I want to answer this simple question: What happens when you cannot hypnotize someone?
Whether you’ve had a weekend introductory hypnosis training on “How To Hypnotize Others,” or you have learned hypnosis from a recognized hypnosis training school, I will assume that you have attempted to hypnotize at least some people already.
As a hypnotist, then, you will have learned at the very least the basic tools of your trade: how to speak, the hypnotic language to use, how to flow smoothly, how to sound comforting, the insights into how hypnosis works…
These are the things that allow you to do your job.
But what do you do when it all fails? What happens when your client simply won’t go into a trance? Do you blame them? Do you fire them? Do you beat yourself up about it? What if there was a better alternative? What if you coached your client in the skill of entering trance and responding to you adequately? Think about it: hypnosis is like any other skill.
Some people are naturally good at maths, others have to work at it a little.
Some people pick up reading and writing in no time, others need a little extra time to acquire the knack.
Hypnosis is no different.
So why should we expect that every client should enter into deep trances in next to no time right from the start? Milton Erickson is famous for advocating that we train clients to be great hypnotic subjects.
He once joked:
“I have induced a deep trance in many clients – some took just 30 seconds, others 300 hours, and I am still working on a few!”
If a consummate master like Erickson was willing to spend up to 300 hours preparing a person to be a great hypnotic subject, perhaps you should take a leaf out of his book?
Sadly Erickson never left any details of how he went about training people to operate in deep trances more fully.
But this is something I would like to address here.
A long time ago hypnotists were enthralled by the “power” frame of hypnosis.
Hypnosis is something you did to your clients. You overpowered them with your will until they were putty in your hands.
This attitude alone created a tremendous amount of resistance from people not wishing to be overpowered in this way.
So attitudes changed.
We began to look at hypnosis as a co-operative process.
The hypnotist and the hypnotic subject working hand in hand for a better outcome.
Resistance decreased dramatically. But still some hypnotists were more successful than others.
What was happening? What did those successful hypnotists do? I believe they made a fundamental switch in their own minds.
The “hypnotic operator” model is one that is a particular characteristic of hypnosis trainings or hypnotists that have come fresh out of hypnosis school.
Its only natural because when we spent so much time learning hypnosis, we focused on the mechanical details (language, inductions, deepeners, therapeutic techniques etc). This led us to make a very subtle mistake: we focused all of our attention on what we (i.e. the hypnotists) were doing.
This approach puts the hypnotist under a lot of pressure.
You have to guess up front what the best approach will be (something even an old hand can find challenging without any previous experience with a particular hypnotic subject), and you need to monitor what that impact is whilst choosing the next suggestion to present.

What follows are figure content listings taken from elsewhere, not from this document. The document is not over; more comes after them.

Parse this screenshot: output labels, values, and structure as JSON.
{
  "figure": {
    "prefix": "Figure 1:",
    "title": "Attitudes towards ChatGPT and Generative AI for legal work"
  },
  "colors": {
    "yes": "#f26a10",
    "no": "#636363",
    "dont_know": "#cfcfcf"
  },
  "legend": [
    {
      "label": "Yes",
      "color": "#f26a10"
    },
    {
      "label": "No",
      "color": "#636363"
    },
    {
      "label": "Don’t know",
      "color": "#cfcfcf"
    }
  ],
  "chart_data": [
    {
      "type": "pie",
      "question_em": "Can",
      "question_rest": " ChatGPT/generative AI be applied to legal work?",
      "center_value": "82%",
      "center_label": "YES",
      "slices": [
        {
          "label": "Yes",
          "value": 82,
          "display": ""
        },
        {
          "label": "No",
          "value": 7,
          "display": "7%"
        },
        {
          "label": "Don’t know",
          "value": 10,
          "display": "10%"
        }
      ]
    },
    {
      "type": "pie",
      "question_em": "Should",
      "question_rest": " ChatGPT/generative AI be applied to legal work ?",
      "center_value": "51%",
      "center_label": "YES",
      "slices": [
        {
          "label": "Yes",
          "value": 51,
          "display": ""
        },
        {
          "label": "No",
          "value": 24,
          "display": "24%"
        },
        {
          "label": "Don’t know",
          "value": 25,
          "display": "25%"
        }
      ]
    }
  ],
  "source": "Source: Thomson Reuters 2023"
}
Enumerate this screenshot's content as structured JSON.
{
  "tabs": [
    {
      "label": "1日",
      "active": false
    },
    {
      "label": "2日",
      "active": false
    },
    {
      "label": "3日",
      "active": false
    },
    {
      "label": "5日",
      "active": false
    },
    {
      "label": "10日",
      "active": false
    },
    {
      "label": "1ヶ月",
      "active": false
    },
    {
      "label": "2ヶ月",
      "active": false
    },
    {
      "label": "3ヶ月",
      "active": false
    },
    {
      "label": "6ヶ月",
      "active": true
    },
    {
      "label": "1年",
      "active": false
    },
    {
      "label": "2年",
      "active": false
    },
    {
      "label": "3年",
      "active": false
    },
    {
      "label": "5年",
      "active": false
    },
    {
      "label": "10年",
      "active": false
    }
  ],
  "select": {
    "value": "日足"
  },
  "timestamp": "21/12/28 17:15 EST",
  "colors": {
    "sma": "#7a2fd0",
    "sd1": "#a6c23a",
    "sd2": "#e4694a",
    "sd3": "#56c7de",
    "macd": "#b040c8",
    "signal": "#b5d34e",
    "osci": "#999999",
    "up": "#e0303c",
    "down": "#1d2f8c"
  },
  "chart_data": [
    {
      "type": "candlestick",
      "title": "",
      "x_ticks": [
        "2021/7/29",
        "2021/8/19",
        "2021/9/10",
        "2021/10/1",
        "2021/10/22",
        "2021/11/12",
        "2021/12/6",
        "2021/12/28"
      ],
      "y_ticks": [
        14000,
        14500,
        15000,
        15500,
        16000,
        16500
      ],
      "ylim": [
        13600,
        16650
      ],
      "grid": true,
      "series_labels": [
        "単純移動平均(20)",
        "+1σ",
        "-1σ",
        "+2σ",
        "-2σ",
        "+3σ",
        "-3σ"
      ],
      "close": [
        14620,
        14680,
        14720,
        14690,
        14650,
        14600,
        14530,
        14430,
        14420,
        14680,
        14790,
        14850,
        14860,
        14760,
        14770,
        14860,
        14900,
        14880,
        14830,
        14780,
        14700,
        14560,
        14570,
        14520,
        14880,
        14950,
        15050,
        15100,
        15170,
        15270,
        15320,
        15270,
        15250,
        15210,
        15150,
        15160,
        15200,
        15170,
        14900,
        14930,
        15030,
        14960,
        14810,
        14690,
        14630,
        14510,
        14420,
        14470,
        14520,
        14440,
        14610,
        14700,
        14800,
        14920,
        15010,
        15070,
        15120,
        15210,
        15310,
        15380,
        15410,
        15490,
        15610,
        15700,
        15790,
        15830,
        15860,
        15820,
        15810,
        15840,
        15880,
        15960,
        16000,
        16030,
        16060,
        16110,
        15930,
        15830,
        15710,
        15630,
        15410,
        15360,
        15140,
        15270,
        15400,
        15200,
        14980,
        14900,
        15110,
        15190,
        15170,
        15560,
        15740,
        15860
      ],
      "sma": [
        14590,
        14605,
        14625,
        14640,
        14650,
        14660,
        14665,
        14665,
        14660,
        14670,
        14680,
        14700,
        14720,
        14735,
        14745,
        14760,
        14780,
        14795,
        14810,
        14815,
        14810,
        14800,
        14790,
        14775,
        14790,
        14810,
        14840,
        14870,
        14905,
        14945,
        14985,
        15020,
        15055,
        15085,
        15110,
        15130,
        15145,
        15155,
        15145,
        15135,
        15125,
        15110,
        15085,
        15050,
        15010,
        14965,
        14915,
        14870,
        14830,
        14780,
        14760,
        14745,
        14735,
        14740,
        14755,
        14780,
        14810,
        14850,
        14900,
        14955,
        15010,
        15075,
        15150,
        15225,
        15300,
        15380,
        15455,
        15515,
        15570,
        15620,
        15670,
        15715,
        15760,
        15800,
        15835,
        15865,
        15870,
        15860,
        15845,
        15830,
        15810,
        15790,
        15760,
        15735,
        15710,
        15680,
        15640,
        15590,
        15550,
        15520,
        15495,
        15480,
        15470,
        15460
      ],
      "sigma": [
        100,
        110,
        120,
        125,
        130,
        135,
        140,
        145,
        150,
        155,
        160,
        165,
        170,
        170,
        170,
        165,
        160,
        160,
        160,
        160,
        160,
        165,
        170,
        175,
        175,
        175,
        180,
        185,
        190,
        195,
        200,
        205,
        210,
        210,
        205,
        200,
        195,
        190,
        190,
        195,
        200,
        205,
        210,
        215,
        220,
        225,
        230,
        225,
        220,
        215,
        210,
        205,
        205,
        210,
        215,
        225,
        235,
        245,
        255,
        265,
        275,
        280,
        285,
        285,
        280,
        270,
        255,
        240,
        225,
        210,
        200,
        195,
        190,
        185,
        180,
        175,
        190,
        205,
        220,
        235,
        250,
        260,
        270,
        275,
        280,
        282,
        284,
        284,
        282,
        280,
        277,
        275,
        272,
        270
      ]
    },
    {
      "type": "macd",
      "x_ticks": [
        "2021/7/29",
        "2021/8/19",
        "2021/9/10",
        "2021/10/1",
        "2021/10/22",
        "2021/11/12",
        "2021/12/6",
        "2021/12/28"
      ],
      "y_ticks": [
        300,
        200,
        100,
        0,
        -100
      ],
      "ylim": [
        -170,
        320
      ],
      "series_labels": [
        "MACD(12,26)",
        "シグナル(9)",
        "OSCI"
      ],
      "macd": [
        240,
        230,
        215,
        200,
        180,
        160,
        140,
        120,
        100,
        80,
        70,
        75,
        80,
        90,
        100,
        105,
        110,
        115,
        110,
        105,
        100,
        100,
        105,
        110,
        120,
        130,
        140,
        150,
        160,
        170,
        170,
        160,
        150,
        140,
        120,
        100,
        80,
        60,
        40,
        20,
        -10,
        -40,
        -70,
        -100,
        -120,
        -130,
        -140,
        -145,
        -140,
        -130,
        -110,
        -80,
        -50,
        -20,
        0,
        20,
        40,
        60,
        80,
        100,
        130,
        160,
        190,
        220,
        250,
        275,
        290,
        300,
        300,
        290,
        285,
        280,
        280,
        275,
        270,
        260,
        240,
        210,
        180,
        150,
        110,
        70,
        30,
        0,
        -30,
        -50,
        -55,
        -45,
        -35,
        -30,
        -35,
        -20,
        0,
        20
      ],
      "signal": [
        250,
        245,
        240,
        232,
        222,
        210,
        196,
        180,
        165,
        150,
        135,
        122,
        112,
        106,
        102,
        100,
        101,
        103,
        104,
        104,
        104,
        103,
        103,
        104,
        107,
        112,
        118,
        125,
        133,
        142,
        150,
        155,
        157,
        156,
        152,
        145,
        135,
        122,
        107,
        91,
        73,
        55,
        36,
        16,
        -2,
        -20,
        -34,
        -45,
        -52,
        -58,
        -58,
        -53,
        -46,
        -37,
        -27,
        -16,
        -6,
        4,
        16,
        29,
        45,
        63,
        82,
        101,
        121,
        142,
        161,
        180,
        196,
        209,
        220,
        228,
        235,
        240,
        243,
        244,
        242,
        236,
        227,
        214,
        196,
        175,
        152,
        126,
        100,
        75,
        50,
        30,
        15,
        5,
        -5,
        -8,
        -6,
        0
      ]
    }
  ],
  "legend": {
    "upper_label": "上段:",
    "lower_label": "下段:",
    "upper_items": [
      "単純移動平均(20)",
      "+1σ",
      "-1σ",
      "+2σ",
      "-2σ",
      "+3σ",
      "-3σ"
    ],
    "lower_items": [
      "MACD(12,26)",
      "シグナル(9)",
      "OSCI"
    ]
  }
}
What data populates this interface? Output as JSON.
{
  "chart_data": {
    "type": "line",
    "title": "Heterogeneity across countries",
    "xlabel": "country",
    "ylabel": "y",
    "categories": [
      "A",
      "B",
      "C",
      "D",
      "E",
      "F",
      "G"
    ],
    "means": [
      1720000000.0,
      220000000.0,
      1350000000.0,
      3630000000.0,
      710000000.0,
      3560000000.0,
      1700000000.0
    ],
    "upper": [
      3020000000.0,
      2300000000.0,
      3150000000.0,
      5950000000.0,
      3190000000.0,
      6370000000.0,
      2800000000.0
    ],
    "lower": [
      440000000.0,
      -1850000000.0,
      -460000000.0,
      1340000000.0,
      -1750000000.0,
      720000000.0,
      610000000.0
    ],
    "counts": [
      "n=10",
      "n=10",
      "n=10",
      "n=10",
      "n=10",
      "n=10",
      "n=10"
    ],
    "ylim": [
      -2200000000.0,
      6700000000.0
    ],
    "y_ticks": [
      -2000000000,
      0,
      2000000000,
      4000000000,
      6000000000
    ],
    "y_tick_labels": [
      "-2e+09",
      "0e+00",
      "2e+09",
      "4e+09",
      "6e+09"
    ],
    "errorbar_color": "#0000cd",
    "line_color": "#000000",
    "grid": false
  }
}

Typically a hypnotist with a “hypnotic operator” orientation will be stressed at the start of an induction, will be trying to “get it right”, will fear mistakes (in case it adversely affects his prestige) etc.
But when a hypnotist switches to the “hypnotic experience” mode, something interesting happens.
Now all that the hypnotist is doing is offering suggestions in a number of styles to test how the hypnotic subject responds! This is like dropping differently shaped stones into a pool until you find the one that makes the right kind of waves.
Then you begin the serious work.
Sounds too simple to be true, but switching your point of view really makes all the difference.